I have 4 outside security cameras connected to a digital recorder which in turn is wired to my modem. I have a phone app which allows me to access my live cameras when I am not home. Last month my remote access stopped working. I had my private security man come out to the house and my port forwarding was no longer set up. We reconfigured the port forwarding which now works, however I am getting threatening messages from Xrinity that my system is at risk. They claim that they have blocked 25 attempts to access my computers and recommend that I disconnect the port forwarding. Not sure what to do.
Hi there, Joepict1. We want to help! We understand your security risk concerns and we're here to help! Did you guys go through the steps listed here: https://comca.st/3q9FDl0 and do you know if anything else was done setting-wise to the modem?
I had IT help with this. I do not have xFi so we tried to use the admin option. As I recall, Xfinity steered us to another port forwarding option which was quite seamless and worked well. I'm concerned about the potential intrusion upon my network by outside sources
@Joepict1 I would be happy to take a closer look into your unique situation. Can you send me a private message with your full name and service address? To send a private message, you can click my username and then select send message.
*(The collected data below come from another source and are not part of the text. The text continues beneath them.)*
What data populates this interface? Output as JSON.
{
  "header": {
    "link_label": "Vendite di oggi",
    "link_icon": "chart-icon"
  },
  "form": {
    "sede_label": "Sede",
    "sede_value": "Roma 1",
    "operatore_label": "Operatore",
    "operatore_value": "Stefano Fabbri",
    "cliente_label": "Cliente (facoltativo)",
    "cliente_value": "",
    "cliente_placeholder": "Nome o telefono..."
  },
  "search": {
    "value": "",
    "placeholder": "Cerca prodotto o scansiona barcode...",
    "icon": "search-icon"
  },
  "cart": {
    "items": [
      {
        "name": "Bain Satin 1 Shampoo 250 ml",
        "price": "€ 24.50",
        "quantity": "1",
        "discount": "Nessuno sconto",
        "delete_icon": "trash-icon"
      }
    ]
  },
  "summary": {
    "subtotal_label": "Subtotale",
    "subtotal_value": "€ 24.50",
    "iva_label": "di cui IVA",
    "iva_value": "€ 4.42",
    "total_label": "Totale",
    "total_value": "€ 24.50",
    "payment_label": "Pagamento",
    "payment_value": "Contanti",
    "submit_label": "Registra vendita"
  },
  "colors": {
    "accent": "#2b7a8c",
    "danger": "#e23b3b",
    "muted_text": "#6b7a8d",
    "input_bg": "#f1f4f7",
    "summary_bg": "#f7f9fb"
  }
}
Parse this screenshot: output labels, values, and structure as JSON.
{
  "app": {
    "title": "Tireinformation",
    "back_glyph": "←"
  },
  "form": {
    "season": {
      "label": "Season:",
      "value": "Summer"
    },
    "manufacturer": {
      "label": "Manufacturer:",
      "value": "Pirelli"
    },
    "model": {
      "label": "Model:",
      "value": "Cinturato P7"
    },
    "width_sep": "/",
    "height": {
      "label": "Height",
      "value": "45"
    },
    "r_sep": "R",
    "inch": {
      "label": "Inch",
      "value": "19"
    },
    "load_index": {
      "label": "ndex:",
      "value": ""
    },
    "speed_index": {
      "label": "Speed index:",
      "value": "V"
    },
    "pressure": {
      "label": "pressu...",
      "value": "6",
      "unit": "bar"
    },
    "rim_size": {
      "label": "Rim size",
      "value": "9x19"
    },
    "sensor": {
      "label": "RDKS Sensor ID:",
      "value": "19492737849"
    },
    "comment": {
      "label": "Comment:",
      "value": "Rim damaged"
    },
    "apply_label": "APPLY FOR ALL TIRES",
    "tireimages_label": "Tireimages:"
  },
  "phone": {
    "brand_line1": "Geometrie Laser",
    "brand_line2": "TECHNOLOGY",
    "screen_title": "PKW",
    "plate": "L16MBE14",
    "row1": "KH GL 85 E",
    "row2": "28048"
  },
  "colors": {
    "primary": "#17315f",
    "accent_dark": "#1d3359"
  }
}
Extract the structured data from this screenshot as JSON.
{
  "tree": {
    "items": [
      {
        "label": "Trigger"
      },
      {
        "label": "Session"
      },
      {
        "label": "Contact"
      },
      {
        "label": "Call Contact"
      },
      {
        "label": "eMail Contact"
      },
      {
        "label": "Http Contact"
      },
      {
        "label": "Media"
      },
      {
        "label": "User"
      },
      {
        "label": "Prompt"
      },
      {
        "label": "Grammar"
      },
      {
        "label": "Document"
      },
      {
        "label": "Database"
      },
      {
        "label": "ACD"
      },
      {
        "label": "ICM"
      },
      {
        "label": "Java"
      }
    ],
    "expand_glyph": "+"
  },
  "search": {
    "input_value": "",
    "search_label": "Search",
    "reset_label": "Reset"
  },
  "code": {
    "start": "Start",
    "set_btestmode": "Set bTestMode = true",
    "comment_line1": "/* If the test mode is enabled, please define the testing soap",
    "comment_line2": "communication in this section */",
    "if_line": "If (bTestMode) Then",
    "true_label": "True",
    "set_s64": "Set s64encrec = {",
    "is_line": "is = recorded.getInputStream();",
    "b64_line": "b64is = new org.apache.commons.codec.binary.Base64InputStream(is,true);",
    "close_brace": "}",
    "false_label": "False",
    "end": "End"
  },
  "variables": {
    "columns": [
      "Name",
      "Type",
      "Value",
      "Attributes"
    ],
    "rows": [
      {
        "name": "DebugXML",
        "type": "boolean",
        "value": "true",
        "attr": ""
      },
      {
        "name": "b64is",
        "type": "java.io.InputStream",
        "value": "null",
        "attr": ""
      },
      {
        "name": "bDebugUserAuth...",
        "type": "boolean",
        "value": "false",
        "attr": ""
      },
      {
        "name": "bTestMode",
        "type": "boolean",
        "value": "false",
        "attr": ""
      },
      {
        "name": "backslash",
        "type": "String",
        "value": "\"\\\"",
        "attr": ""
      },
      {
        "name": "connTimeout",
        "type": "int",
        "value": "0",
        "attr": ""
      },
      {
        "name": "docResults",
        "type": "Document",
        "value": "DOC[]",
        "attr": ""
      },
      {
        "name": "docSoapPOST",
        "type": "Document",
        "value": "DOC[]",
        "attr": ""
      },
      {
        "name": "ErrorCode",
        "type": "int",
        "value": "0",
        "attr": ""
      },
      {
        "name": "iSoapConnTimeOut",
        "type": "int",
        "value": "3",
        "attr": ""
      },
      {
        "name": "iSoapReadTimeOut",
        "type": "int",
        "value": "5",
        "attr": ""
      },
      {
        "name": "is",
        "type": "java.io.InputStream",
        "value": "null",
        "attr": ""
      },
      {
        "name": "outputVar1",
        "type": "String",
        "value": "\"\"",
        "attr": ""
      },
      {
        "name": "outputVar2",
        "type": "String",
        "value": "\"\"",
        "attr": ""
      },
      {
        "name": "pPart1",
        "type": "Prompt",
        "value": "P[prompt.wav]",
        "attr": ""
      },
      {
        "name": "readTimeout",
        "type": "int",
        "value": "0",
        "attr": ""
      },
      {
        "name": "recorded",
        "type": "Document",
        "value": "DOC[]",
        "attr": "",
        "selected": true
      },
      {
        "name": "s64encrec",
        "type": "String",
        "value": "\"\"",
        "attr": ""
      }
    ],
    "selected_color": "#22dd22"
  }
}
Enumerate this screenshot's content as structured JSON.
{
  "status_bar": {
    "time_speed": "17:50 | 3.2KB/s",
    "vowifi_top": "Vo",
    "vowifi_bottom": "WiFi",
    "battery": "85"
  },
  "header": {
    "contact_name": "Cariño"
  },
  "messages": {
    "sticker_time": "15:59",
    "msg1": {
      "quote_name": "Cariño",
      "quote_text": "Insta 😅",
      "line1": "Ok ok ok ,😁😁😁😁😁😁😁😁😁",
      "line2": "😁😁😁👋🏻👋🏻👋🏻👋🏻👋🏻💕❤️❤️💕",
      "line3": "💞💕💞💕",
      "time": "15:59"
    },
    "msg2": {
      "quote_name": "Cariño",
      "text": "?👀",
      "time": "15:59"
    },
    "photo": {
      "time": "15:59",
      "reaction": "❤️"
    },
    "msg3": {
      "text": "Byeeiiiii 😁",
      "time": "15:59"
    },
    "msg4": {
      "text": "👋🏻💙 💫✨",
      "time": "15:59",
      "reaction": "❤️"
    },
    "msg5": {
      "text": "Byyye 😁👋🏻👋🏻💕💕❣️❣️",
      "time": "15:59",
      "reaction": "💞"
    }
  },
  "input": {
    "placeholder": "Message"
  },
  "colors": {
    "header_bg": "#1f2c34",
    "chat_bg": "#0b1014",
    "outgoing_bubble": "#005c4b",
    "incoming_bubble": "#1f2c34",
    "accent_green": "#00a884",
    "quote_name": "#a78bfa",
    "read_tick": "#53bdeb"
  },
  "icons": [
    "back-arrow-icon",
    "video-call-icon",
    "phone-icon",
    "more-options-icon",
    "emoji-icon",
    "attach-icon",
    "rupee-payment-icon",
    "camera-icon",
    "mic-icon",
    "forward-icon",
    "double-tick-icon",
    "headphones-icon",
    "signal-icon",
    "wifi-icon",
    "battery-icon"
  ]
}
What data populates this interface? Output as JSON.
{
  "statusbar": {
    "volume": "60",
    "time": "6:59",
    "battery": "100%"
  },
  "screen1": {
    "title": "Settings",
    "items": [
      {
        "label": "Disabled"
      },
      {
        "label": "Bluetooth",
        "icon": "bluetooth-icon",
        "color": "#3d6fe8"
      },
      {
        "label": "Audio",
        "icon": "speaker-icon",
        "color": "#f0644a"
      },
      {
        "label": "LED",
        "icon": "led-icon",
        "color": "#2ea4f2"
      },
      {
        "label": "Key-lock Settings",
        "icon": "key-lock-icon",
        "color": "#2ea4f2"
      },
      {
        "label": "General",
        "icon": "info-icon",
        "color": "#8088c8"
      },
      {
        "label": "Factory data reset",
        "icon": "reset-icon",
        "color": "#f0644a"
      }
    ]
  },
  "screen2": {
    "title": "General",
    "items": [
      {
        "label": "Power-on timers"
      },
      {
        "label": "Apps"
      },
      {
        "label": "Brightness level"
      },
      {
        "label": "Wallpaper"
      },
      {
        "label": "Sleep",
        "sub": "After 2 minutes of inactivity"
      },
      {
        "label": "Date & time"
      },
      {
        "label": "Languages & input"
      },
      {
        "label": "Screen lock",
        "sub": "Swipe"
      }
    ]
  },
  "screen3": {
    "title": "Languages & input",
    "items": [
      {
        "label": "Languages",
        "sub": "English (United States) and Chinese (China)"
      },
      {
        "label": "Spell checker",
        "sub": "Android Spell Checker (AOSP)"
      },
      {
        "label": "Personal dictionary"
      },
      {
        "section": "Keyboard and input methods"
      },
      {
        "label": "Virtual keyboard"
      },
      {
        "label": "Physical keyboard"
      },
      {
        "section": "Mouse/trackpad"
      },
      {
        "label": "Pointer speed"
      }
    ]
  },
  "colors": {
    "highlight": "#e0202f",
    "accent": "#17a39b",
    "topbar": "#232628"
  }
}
I look forward to hearing from you.
Actually, you should be concerned if you exposed a port to a device that you don't control the software or firmware on, because you want to use a phone app.
In a bit of funny irony, it turns out "Security" devices like camera DVR's and IP cams have some of the the worst security out there. Although your camera images may be of interest, what they are usually after is your financial data. Your phone app becomes an attack vector to whatever is on phone when you connect to a hostile device. These devices have also been known to use DNS attacks to try to spoof internal devices on the same network into contacting hostile sites, or by effectively becoming a man in the middle to steal credentials.
US-CERT recommends you do not expose these devices to the internet, and that you place them on an internal network that is isolated from everything else you have connected to your gateway.
Instead of exposing these devices directly with a port forward, place an actual server or appliance on the same network with the device. Something running OpenVPN, Wireguard or an SSH server with tunneling to field an incoming connection to your isolated network, is a much better way to accomplish this. You then have control over the software for your inbound connection and can patch it when security issues are found.
If someone told you to just blast open a port to a DVR......you got really bad advice. Probably not what you want to hear, but it is the truth.